- Born: 11 September 1924 Petit-Trou-de-Nippes, Haiti
- Died: 1 June 2005 (aged 80)
- Occupation: Painter
- Known for: Saint Soleil Art movement

= Louisiane Saint Fleurant =

Haitian artist and painter

Louisiane Saint Fleurant (11 September 1924 – 1 June 2005) was a Haitian female artist and painter. She was a founder of the peasant Saint Soleil art movement.

Saint Fleurant's paintings often depict maternal scenes of females, children, trees, wildlife, and Haitian Vodou Loas. Her folk painting style is often colorful and vibrant and expresses a distinct female perspective on the Saint Soleil movement and Haitian Vodou art.

==Biography==
Louisiane Saint Fleurant was born on 11 September 1924, in Petit-Trou-de-Nippes, Haiti. She was not formally trained in art and began painting only in her late 40s.

In her fifties, Louisiane Saint Fleurant took a job as a cook for the Saint Soleil Group when she came to Soissons La Montagne. Here, she was discovered painting small pictures in her room by her employer, Maude Robbart. Along with Prospere Pierre-Louis, Dieuseul Paul, Denis Smith, and Levoy Exil, she formed the renowned Cinq Soleil (Five Suns) art movement. The Five Suns group formed out of the Saint Soleil movement, of which Saint Fleurant was the oldest and only female artist. In 1974, she joined Poisson Soleil, initiated by Tiga and Maude Guerdes Robart, in an inaugural exhibition at the Museum of Haitian Art. Saint Fleurant was originally introduced to the Saint Soleil art community as a peasant cook and after receiving some direction from Jean-Claude Garoute, she started her practice in painting and sculpture.
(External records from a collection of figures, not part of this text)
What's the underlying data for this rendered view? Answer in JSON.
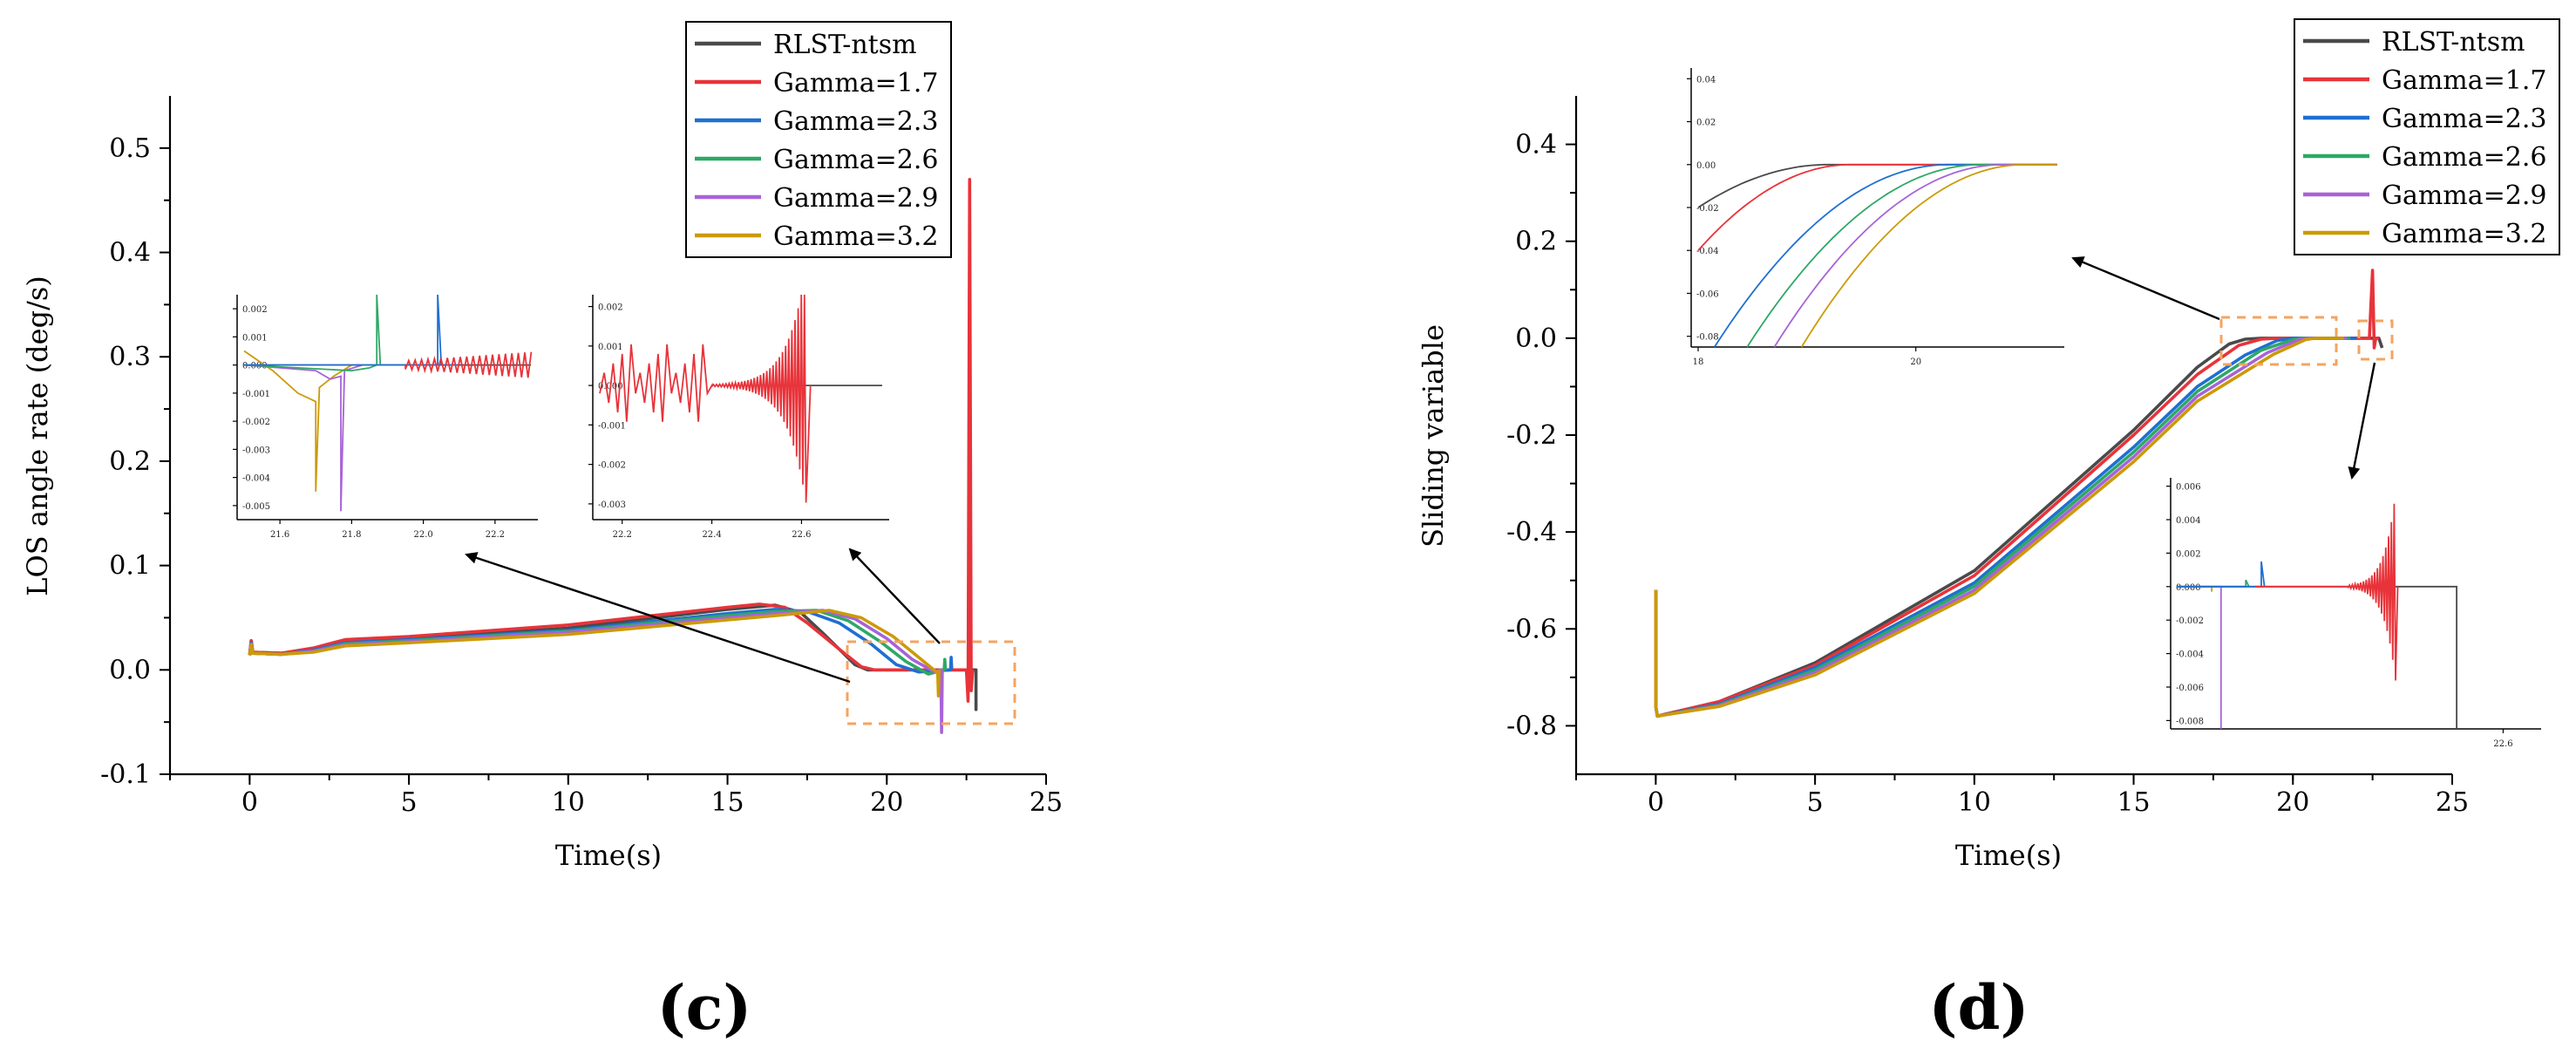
{
  "colors": {
    "RLST-ntsm": "#4a4a4a",
    "Gamma=1.7": "#e8333a",
    "Gamma=2.3": "#1f6fd1",
    "Gamma=2.6": "#2ea866",
    "Gamma=2.9": "#a763d8",
    "Gamma=3.2": "#cc9a06",
    "zoom_box": "#f4a460"
  },
  "legend": [
    "RLST-ntsm",
    "Gamma=1.7",
    "Gamma=2.3",
    "Gamma=2.6",
    "Gamma=2.9",
    "Gamma=3.2"
  ],
  "chart_data": [
    {
      "panel_label": "(c)",
      "type": "line",
      "title": "",
      "xlabel": "Time(s)",
      "ylabel": "LOS angle rate (deg/s)",
      "xlim": [
        -2.5,
        25
      ],
      "ylim": [
        -0.1,
        0.55
      ],
      "xticks": [
        "0",
        "5",
        "10",
        "15",
        "20",
        "25"
      ],
      "yticks": [
        "-0.1",
        "0.0",
        "0.1",
        "0.2",
        "0.3",
        "0.4",
        "0.5"
      ],
      "series": [
        {
          "name": "RLST-ntsm",
          "x": [
            0,
            0.05,
            0.1,
            1,
            2,
            3,
            5,
            10,
            15,
            16.5,
            17.3,
            18,
            19,
            19.4,
            21,
            22,
            22.7,
            22.8,
            22.8,
            22.8
          ],
          "y": [
            0.015,
            0.028,
            0.017,
            0.016,
            0.02,
            0.028,
            0.03,
            0.04,
            0.058,
            0.062,
            0.055,
            0.035,
            0.005,
            0,
            0,
            0,
            0,
            0,
            -0.038,
            0
          ]
        },
        {
          "name": "Gamma=1.7",
          "x": [
            0,
            0.05,
            0.1,
            1,
            2,
            3,
            5,
            10,
            15,
            16,
            16.8,
            17.5,
            18.5,
            19.2,
            19.6,
            21,
            22.5,
            22.55,
            22.6,
            22.65,
            22.7
          ],
          "y": [
            0.015,
            0.028,
            0.017,
            0.016,
            0.021,
            0.029,
            0.032,
            0.043,
            0.06,
            0.063,
            0.06,
            0.045,
            0.02,
            0.003,
            0,
            0,
            0,
            -0.03,
            0.47,
            -0.02,
            0
          ]
        },
        {
          "name": "Gamma=2.3",
          "x": [
            0,
            0.05,
            0.1,
            1,
            2,
            3,
            5,
            10,
            15,
            16.5,
            17.5,
            18.5,
            19.5,
            20.3,
            21,
            22,
            22.02,
            22.04
          ],
          "y": [
            0.014,
            0.026,
            0.016,
            0.015,
            0.019,
            0.026,
            0.029,
            0.038,
            0.054,
            0.058,
            0.056,
            0.045,
            0.025,
            0.005,
            -0.002,
            0,
            0.012,
            0
          ]
        },
        {
          "name": "Gamma=2.6",
          "x": [
            0,
            0.05,
            0.1,
            1,
            2,
            3,
            5,
            10,
            15,
            16.5,
            17.8,
            18.8,
            19.8,
            20.6,
            21.3,
            21.8,
            21.82,
            21.84
          ],
          "y": [
            0.014,
            0.025,
            0.016,
            0.015,
            0.018,
            0.025,
            0.028,
            0.037,
            0.052,
            0.056,
            0.057,
            0.047,
            0.027,
            0.008,
            -0.004,
            0,
            0.01,
            0
          ]
        },
        {
          "name": "Gamma=2.9",
          "x": [
            0,
            0.05,
            0.1,
            1,
            2,
            3,
            5,
            10,
            15,
            16.5,
            18,
            19,
            20,
            20.8,
            21.5,
            21.7,
            21.72,
            21.74
          ],
          "y": [
            0.014,
            0.025,
            0.016,
            0.015,
            0.018,
            0.024,
            0.027,
            0.036,
            0.05,
            0.054,
            0.057,
            0.049,
            0.03,
            0.01,
            -0.002,
            0,
            -0.06,
            0
          ]
        },
        {
          "name": "Gamma=3.2",
          "x": [
            0,
            0.05,
            0.1,
            1,
            2,
            3,
            5,
            10,
            15,
            16.5,
            18.2,
            19.2,
            20.2,
            21,
            21.6,
            21.62,
            21.64
          ],
          "y": [
            0.014,
            0.024,
            0.016,
            0.015,
            0.017,
            0.023,
            0.026,
            0.034,
            0.048,
            0.052,
            0.057,
            0.05,
            0.032,
            0.012,
            -0.003,
            -0.025,
            0
          ]
        }
      ],
      "inset_left": {
        "xticks": [
          "21.6",
          "21.8",
          "22.0",
          "22.2"
        ],
        "yticks": [
          "0.002",
          "0.001",
          "0.000",
          "-0.001",
          "-0.002",
          "-0.003",
          "-0.004",
          "-0.005"
        ],
        "xlim": [
          21.5,
          22.3
        ],
        "ylim": [
          -0.0055,
          0.0025
        ]
      },
      "inset_right": {
        "xticks": [
          "22.2",
          "22.4",
          "22.6"
        ],
        "yticks": [
          "0.002",
          "0.001",
          "0.000",
          "-0.001",
          "-0.002",
          "-0.003"
        ],
        "xlim": [
          22.15,
          22.78
        ],
        "ylim": [
          -0.0034,
          0.0023
        ]
      }
    },
    {
      "panel_label": "(d)",
      "type": "line",
      "title": "",
      "xlabel": "Time(s)",
      "ylabel": "Sliding variable",
      "xlim": [
        -2.5,
        25
      ],
      "ylim": [
        -0.9,
        0.5
      ],
      "xticks": [
        "0",
        "5",
        "10",
        "15",
        "20",
        "25"
      ],
      "yticks": [
        "-0.8",
        "-0.6",
        "-0.4",
        "-0.2",
        "0.0",
        "0.2",
        "0.4"
      ],
      "series": [
        {
          "name": "RLST-ntsm",
          "x": [
            0,
            0,
            0.05,
            2,
            5,
            10,
            15,
            17,
            18,
            18.5,
            19,
            22.7,
            22.8
          ],
          "y": [
            -0.52,
            -0.76,
            -0.78,
            -0.75,
            -0.67,
            -0.48,
            -0.19,
            -0.06,
            -0.012,
            -0.002,
            0,
            0,
            -0.02
          ]
        },
        {
          "name": "Gamma=1.7",
          "x": [
            0,
            0,
            0.05,
            2,
            5,
            10,
            15,
            17,
            18.3,
            19,
            19.5,
            22.4,
            22.5,
            22.55,
            22.6,
            22.7
          ],
          "y": [
            -0.52,
            -0.76,
            -0.78,
            -0.75,
            -0.675,
            -0.49,
            -0.2,
            -0.075,
            -0.015,
            -0.002,
            0,
            0,
            0.14,
            -0.02,
            0,
            0
          ]
        },
        {
          "name": "Gamma=2.3",
          "x": [
            0,
            0,
            0.05,
            2,
            5,
            10,
            15,
            17,
            18.5,
            19.5,
            20,
            22
          ],
          "y": [
            -0.52,
            -0.76,
            -0.78,
            -0.755,
            -0.68,
            -0.505,
            -0.225,
            -0.1,
            -0.035,
            -0.005,
            0,
            0
          ]
        },
        {
          "name": "Gamma=2.6",
          "x": [
            0,
            0,
            0.05,
            2,
            5,
            10,
            15,
            17,
            19,
            20,
            20.3,
            21.8
          ],
          "y": [
            -0.52,
            -0.76,
            -0.78,
            -0.757,
            -0.685,
            -0.512,
            -0.235,
            -0.11,
            -0.025,
            -0.003,
            0,
            0
          ]
        },
        {
          "name": "Gamma=2.9",
          "x": [
            0,
            0,
            0.05,
            2,
            5,
            10,
            15,
            17,
            19.2,
            20.2,
            20.5,
            21.7
          ],
          "y": [
            -0.52,
            -0.76,
            -0.78,
            -0.758,
            -0.69,
            -0.52,
            -0.245,
            -0.12,
            -0.03,
            -0.003,
            0,
            0
          ]
        },
        {
          "name": "Gamma=3.2",
          "x": [
            0,
            0,
            0.05,
            2,
            5,
            10,
            15,
            17,
            19.4,
            20.4,
            20.7,
            21.6
          ],
          "y": [
            -0.52,
            -0.76,
            -0.78,
            -0.76,
            -0.695,
            -0.527,
            -0.255,
            -0.13,
            -0.033,
            -0.003,
            0,
            0
          ]
        }
      ],
      "inset_top": {
        "xticks": [
          "18",
          "20"
        ],
        "yticks": [
          "0.04",
          "0.02",
          "0.00",
          "-0.02",
          "-0.04",
          "-0.06",
          "-0.08"
        ],
        "xlim": [
          18,
          21.3
        ],
        "ylim": [
          -0.085,
          0.045
        ]
      },
      "inset_bottom": {
        "xticks": [
          "22.6"
        ],
        "yticks": [
          "0.006",
          "0.004",
          "0.002",
          "0.000",
          "-0.002",
          "-0.004",
          "-0.006",
          "-0.008"
        ],
        "xlim": [
          21.55,
          22.7
        ],
        "ylim": [
          -0.0085,
          0.0065
        ]
      }
    }
  ]
}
In 1965 she moved to Petion-Ville where she had a tiny shop of her own selling her work and that of her two sons, Ramphis and the late Stivenson Magloire. Aliciane Magloire (ceramic potter) and Magda Magloire (painter) were two of her daughters (she had a fifth child of which little information is unknown). Saint Fleurant painted and sculpted for 30 years until the age of 80 when poor vision precluded her ability to continue in 2002. Saint Fleurant died in her home on 1 June 2005.

A second tragedy hit her family when the cemetery where she was buried was bulldozed following the 2010 Haiti earthquake to allow a bus station to be built.

Her work has been exhibited in Asia, Europe, and the United States and has recently been part of fundraising, relief, and awareness efforts following the 2010 Haiti earthquake. March 2007 the French Institute of Haiti paid her a posthumous tribute. Saint Fleurant's folk paintings are well regarded by collectors for their unique manifestations of motherhood and her female perspective on Haitian and Vodou folk art. Characteristic of her paintings are flat pictures with a lack of linear perspective typically in crowded spaces. Women, children, houses, birds and animals are her preferred topics. She also sold her ceramic sculptures that showed her sense of humor, for example putting bird heads on human bodies.

==Public collections==
- Waterloo Center for the Arts
- 27–29 May 2004, the AfricAmericA Cultural Center presented "Generations/Genres", an exhibition which brought together the work of three female visual artists: Louisiane Saint-Fleurant, Valérie Christelle Saint-Pierre, and Barbara Prézeau

==Bibliography==
- Barbara Prézeau-Stephenson, Rachel Douglas, "Contemporary Art as Cultural Product in the Context of Haiti", Small Axe, Number 27 (Volume 12, Number October 2008, pp. 94–104 (Article).
- http://www.haiticulture.ch/Louisianne_Saint-Fleurant.html (accessed March 2018).
- Consentino, Donald J. In Extremis, Death and Life in 21st-Century Haitian Art, Los Angeles, CA: Regents of University of California 2012.
- Rodman, Selden. Where Art is Joy, Haitian Art: The First Forty Years. New York, NY: Ruggles de Latour, Inc., 1988.
- Russell, Candice. Masterpieces of Haitian Art, Seven Decades of Unique Visual Heritage, Atglen, PA 2013.